En corps, Le Monde d’hier, Allons enfants, Contes du hasard et autres fantaisies, À l’ombre des filles
Le succès de la première livraison de notre nouvelle rubrique, consacrée au cinéma, ne pouvait que nous convaincre de récidiver ! dont acte… Même en format court, la question est : survoler ou approfondir ? Choix difficile. Croisés récemment, sept films. Et de quoi réfléchir. « Diable, diable, dit-il en se grattant la tête » (Victor Hugo, Les pauvres gens).
Gardons-en cinq.
En corps
Réalisateur : Cédric Klapisch – 2 h
Très bien…
Ils sont tous excellents là-dedans : François Civil, kinésithérapeute pleurnichard, Denis Podalydès, juste et retenu, Marion Barbeau, hésitation et grâce, Pio Marmaï, explosif, jovial et roboratif, Muriel Robin, humaine, exacte, Souheila Yacoub, éclatante de vitalité. La danse (classique, contemporaine) en de formidables moments d’élégance et de force. L’intrigue ? Bien ficelée. Un traumatisme sentimental, un accident osseux, une jeune en recherche d’elle-même, douleur du passé, espoirs du présent. Soi, les autres, par petites touches, jolies scènes, attentes, doutes, frustrations, déceptions, rires. Et vivre encore, obstinément.
Le monde d’hier
Réalisateur : Diastème (Patrick Asté) – 1 h 29
Beaucoup de fées au chevet de ce film.
Au scénario, Fabrice Lhomme et Gérard Davet, du Monde, Christophe Honoré (prix Louis-Delluc 2018, le « Goncourt » du cinéma) ; côté acteurs Léa Drucker, Denis Podalydès, Jacques Weber, Thierry Godard… C’est bien filmé, bien rythmé, bien joué, et la fascination pour les lieux et les arcanes du pouvoir fonctionne… Grande et petite politiques, présidence sortante affaiblie et malade, problèmes familiaux, tensions relationnelles ambiguës voire indéchiffrables, extrême droite au bord de remporter l’élection, financement russe et valises de billets, le crime d’État comme solution, le suicide comme horizon… Très intéressant, mais la barque est un peu trop chargée pour une réussite complète.
Allons enfants
Réalisateur : Thierry Demaizière et Alban Teurlai – 1 h 54
Battage médiatique. Inter-views extasiées. Léa Salamé dithyrambique sur France Inter. Et ? Des gosses de milieux difficiles, empêchés, qui flirtent avec la déscolarisation (et plus si affinités) et qu’on prétend remettre dans leur meilleur chemin de vie grâce au hip-hop. Histoire vraie, lycée Turgot, Paris, année scolaire 2018–2019. On peut adhérer. On peut aussi y lire comme moi la mise en scène d’un aveuglement éducatif. De l’adrénaline au gymnase, certes, mais ailleurs, lors de séquences académiques réduites au minimum, le monologue inutile d’enseignants sans dynamisme productif. Peinture de l’illusion pédagogiste au service du désinvestissement des élèves. Dans une société qui ne fournit aucun argument pour valoriser l’intégration par l’épanouissement des acquis intellectuels, il faut agir différemment. À voir pour se faire sa propre religion.
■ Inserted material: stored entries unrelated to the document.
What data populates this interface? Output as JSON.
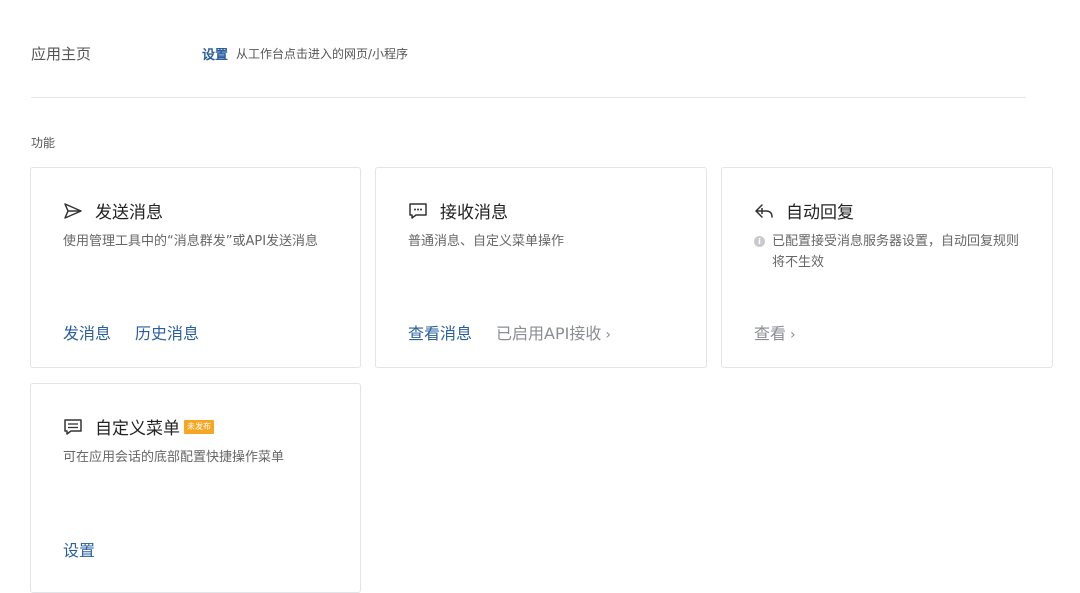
{
  "home": {
    "label": "应用主页",
    "link": "设置",
    "desc": "从工作台点击进入的网页/小程序"
  },
  "section_title": "功能",
  "cards": [
    {
      "title": "发送消息",
      "icon": "send-icon",
      "desc": "使用管理工具中的“消息群发”或API发送消息",
      "actions": [
        "发消息",
        "历史消息"
      ]
    },
    {
      "title": "接收消息",
      "icon": "chat-bubble-icon",
      "desc": "普通消息、自定义菜单操作",
      "actions": [
        "查看消息",
        "已启用API接收"
      ]
    },
    {
      "title": "自动回复",
      "icon": "reply-icon",
      "desc": "已配置接受消息服务器设置，自动回复规则将不生效",
      "info_glyph": "i",
      "actions": [
        "查看"
      ]
    },
    {
      "title": "自定义菜单",
      "icon": "menu-icon",
      "badge": "未发布",
      "desc": "可在应用会话的底部配置快捷操作菜单",
      "actions": [
        "设置"
      ]
    }
  ],
  "colors": {
    "link": "#2a5f9e",
    "badge": "#f5a623",
    "muted": "#8a8e94"
  },
  "chevron": "›"
}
Contes du hasard et autres fantaisies
Réalisateur : Ryūsuke Hamaguchi – 2 h 01
Ambiguïtés universelles, ici japonaises et féminines. Trois contes en trois phrases : deux amies se disputent le même homme / elle tend un piège sexuel qui échoue au prof de fac qui a humilié son amant / elles se croisent sur un escalator et, l’une prenant l’autre pour l’ancien amour qu’elle n’est pas, elles vont quand même, dessillées, jouer à faire semblant. La critique évoque Éric Rohmer, Hong Sang-soo, le festival de Berlin 2021 décerne l’Ours d’argent… Soit, mais trois contes, dont un (le troisième) touchant, font-ils un film ?
À l’ombre des filles
Réalisateur : Étienne Comar – 1 h 46
Surtout pour Alex Lutz, formidable et subtil, haute-contre déprimé, prof de chant pour femmes en prison. D’étranges et beaux passages. Un chemin sans but, mais enfin un chemin, qui donne au film, dans l’étonnement du spectateur, une force étrange et certaine.